De voorgestelde wijzigingen zijn verder uitgewerkt in de Regeling vrijstellingen Wet Bpf 2000. Op 10 juli 2025 is de wijziging van de Regeling vrijstellingen Wet Bpf 2000 over de aanpassingen in financiële en actuariële gelijkwaardigheid in internetconsultatie gegaan. De wijzigingen omvatten de volgende onderwerpen:

  1. Tijdens de overgang naar het nieuwe pensioenstelsel wordt bij vrijstellingen alleen getoetst op financiële gelijkwaardigheid. Dit betekent dat alleen de hoogte van het pensioen op opbouwbasis en het bestaan van risicopensioenen worden beoordeeld.
  2. De regels voor financiële gelijkwaardigheid worden aangepast om beter aan te sluiten bij premieregelingen. Zo kan gelijkwaardigheid nu ook kwalitatief worden aangetoond en wordt de premiegrondslag verduidelijkt.
  3. Ook de regels voor actuariële gelijkwaardigheid worden aangepast. De uitkeringsstroom wordt nu over honderd jaar berekend (in plaats van 35 jaar), reserves hoeven niet altijd meegeteld te worden. Verder wordt het beleggingsbeleid van partijen wordt met elkaar vergeleken.
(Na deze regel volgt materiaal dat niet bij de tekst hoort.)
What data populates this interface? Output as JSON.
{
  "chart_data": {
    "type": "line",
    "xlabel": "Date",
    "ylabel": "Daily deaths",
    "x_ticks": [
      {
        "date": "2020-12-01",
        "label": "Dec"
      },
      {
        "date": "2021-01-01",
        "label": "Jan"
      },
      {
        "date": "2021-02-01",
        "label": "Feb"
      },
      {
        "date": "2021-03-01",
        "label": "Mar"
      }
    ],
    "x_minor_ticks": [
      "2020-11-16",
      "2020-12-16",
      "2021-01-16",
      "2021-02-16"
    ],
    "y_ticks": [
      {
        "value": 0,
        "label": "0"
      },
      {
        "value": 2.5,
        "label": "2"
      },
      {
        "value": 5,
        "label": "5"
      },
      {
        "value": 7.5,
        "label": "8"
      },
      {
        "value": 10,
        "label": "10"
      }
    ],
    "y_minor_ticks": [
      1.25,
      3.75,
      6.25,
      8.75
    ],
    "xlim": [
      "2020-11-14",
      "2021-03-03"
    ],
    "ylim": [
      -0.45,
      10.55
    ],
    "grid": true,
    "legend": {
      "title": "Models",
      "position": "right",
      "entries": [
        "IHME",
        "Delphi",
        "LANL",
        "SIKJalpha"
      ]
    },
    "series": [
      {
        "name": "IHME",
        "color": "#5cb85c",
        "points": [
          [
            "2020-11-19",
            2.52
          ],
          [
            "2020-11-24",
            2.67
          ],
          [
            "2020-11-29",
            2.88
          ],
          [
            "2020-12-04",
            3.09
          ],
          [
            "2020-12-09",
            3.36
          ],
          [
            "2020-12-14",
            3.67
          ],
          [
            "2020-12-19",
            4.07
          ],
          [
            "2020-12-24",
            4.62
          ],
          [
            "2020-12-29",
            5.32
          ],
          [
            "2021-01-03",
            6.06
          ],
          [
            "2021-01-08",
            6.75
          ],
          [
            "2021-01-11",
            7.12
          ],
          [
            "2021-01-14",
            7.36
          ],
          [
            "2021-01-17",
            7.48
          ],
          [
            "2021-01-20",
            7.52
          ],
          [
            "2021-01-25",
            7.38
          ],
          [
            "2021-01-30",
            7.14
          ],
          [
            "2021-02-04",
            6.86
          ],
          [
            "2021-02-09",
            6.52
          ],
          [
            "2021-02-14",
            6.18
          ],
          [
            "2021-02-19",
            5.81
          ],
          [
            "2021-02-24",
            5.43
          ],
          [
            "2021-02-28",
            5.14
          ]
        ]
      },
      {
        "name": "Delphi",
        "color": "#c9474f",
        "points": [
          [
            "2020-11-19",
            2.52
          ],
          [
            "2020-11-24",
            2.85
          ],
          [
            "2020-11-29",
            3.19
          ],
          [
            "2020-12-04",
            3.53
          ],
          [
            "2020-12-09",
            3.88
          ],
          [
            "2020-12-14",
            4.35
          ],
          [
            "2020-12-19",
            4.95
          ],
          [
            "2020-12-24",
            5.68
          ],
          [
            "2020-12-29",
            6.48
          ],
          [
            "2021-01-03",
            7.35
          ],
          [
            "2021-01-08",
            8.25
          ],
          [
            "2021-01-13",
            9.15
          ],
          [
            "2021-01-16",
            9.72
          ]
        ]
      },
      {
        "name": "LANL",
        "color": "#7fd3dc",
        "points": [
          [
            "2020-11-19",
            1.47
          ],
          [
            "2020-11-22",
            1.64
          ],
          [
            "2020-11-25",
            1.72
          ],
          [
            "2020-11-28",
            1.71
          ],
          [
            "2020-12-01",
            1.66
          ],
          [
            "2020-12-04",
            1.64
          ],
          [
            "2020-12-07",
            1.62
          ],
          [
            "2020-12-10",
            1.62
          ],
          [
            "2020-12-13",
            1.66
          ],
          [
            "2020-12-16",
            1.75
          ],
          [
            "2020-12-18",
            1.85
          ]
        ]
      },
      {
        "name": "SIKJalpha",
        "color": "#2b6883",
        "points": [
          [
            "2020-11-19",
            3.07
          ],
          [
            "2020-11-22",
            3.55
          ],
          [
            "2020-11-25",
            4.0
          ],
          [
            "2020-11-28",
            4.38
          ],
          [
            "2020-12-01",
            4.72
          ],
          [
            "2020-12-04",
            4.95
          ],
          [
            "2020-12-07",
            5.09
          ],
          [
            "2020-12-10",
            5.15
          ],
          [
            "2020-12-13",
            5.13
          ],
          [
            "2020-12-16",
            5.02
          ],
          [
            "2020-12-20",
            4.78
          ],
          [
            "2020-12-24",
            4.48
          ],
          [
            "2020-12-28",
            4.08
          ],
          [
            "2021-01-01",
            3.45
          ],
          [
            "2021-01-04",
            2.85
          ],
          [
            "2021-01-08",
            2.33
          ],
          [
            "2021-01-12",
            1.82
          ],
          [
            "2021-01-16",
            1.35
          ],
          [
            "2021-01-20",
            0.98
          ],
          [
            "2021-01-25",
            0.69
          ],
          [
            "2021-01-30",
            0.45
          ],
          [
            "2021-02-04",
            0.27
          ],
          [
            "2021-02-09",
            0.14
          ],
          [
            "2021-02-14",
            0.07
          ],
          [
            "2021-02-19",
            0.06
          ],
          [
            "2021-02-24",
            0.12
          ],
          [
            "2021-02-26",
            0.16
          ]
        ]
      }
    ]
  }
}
Grondslagen voor berekeningen worden aangepast aan de praktijk.
  4. Het begrip ‘dezelfde aanspraken’ wordt vervangen door ‘gelijkwaardige aanspraken’, met waarborgen zoals honderd procent financiële en actuariële gelijkwaardigheid, dezelfde pensioendoelstelling als het bedrijfstakpensioenfonds en minimaal dezelfde risicodekkingen.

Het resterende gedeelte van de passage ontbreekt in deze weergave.